Favorite Books of 2013

  • John Kovacs

    I would suggest “Vatican II: Renewal Within Tradition,” edited by Matthew Lamb and Matthew Levering, rather than O’Malley’s book on Vatican II (your #8 above). Check out this article at First Things written by none other than the late Fr. Richard John Neuhaus, which compares and contrasts the two books. Essentially, O’Malley’s book is the standard liberal narrative that faithful Catholics have been trying to get away from for decades. Lamb’s and Levering’s book, however, actually looks at the texts of Vatican II and shows how there was a development–not a radical break–in continuity with Tradition:

    http://www.firstthings.com/article/2008/09/001-what-really-happened-at-vatican-ii-30

    God bless you!

  • Tori

    Michael O’Brien’s: Voyage to Alpha Centauri is just phenomenal; although I think just about everything he has written is excellent, this book really had me hooked over the Christmas break.

  • Ryan

    Did you read all these on your Kindle?

  • Come one now

    Read 64 books? How many did you finish? Book #10 should have taken you one month minimum to truly read.

    • Correction

      come *on* now.

      :-)

  • James Patton

    Congratulations! …:D

  • DeaconJohnMBresnahan

    I always like leads on good books to read. Favorites or best books lists by good writers always provide good leads. So thanks for the lists
    3 books I enjoyed were:
    ” St. Hildegard of Bingen–Doctor of the Church–a spiritual reader.” by Frau Sophie Buschbeck.
    “Crucified Again–Exposing Islam’s New War on Christians” By Raymond Ibrahim (His Coptic Christian family had to flee Egypt.)
    “The First Thousand Years of Christianity-A Global History of Christianity.”

  • pedroerik

    The best book I read in 2013 was “The Last Superstition” by Edward Feser, which you mentioned at the end among teh books you are reading yet.

  • Dan

    Brandon, might I suggest to you and your readers Roberto de Mattei’s “The Second Vatican Council: An Unwritten Story.” It’s the true story of the Modernist currents that carried over from the 19th and early 20th centuries through the Council. It also tells how the Council was hijacked and and the original agenda set by John XXIII was discarded by the hijackers. The book is very scholarly, copiously footnoted, and demonstrates, to my satisfaction, that the Council was not so much a movement of the Holy Spirit as a thwarting of the Holy Spirit. For example, try squaring Pope Piux XI’s encyclical Quas Primas on Christ the King with V-II’s Dignitatis Humanae on Religious Freedom.

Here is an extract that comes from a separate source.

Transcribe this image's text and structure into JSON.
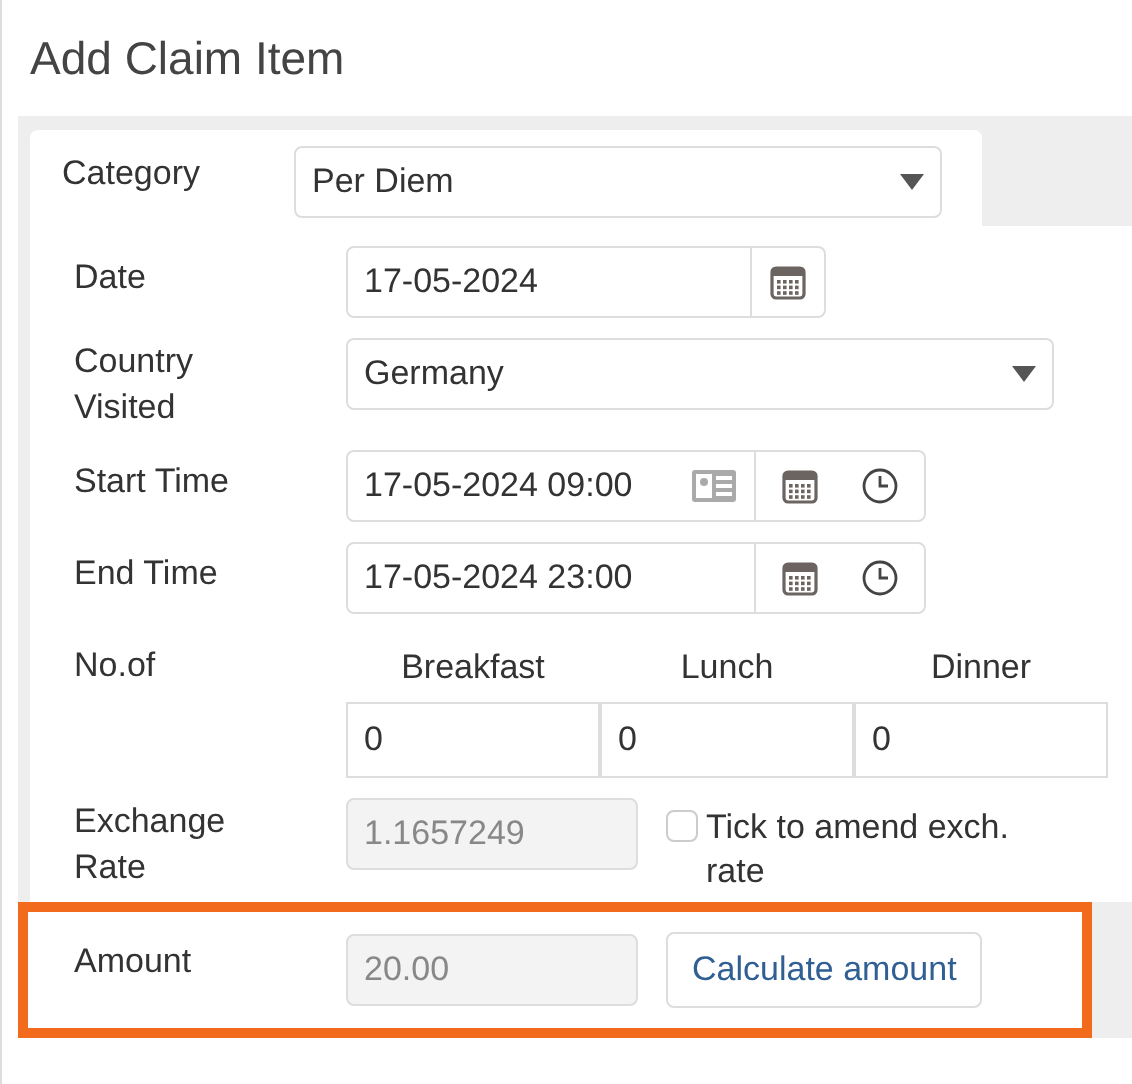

The Church has never dealt in innovations, and Dignitatis Humanae was a complete innovation.
    Another important book for a broader understanding doctrine is Fr. Chad Ripperger’s “The Binding Force of Tradition.”

    • sdb

      I agree with this recommendation. O’Malley’s book, though coming alive with character doesn’t come alive with the full content. Roberto de Mattei’s book is well researched and meticulously documented with many primary documents giving a more full report of the events. It is both interesting and relevant to examine the various politics and other human aspects as O’Malley and de Mattei do, but the Church isn’t a mere human institution and to treat it as such inherently gives one a skewed perspective. Even if one presents real facts but the wrong basis to judge them by, the reader doesn’t have the correct perspective to judge and understand the content. In order to gain a better understanding of the Church, one must bring in the full Tradition of the Church not just as interesting historical footnotes, but to evaluate particular events such as Vatican II; it is the fullness of the Tradition which is the guide to our faith and by which we understand the Church itself, and de Mattei accomplishes this very well.

  • HenryBowers

    Contraception and the Natural Law, by Germain Grisez.

  • A Catholic Seminarian

    Thank you for this list, Brandon. I always appreciate these types of lists and look forward to them every year in January, be they regarding films, books or other forms of media. You’ve also got a nice balance of older and newer works, fiction and non-fiction. Now if only I could find the time to read more “for fun”–I suppose that’s what Christmas and summer vacations are for until I finish seminary! :-)

  • Gail Finke

    Against Inclusiveness, James Kalb and Aquinas, Edward Feser are the two that leap to mind.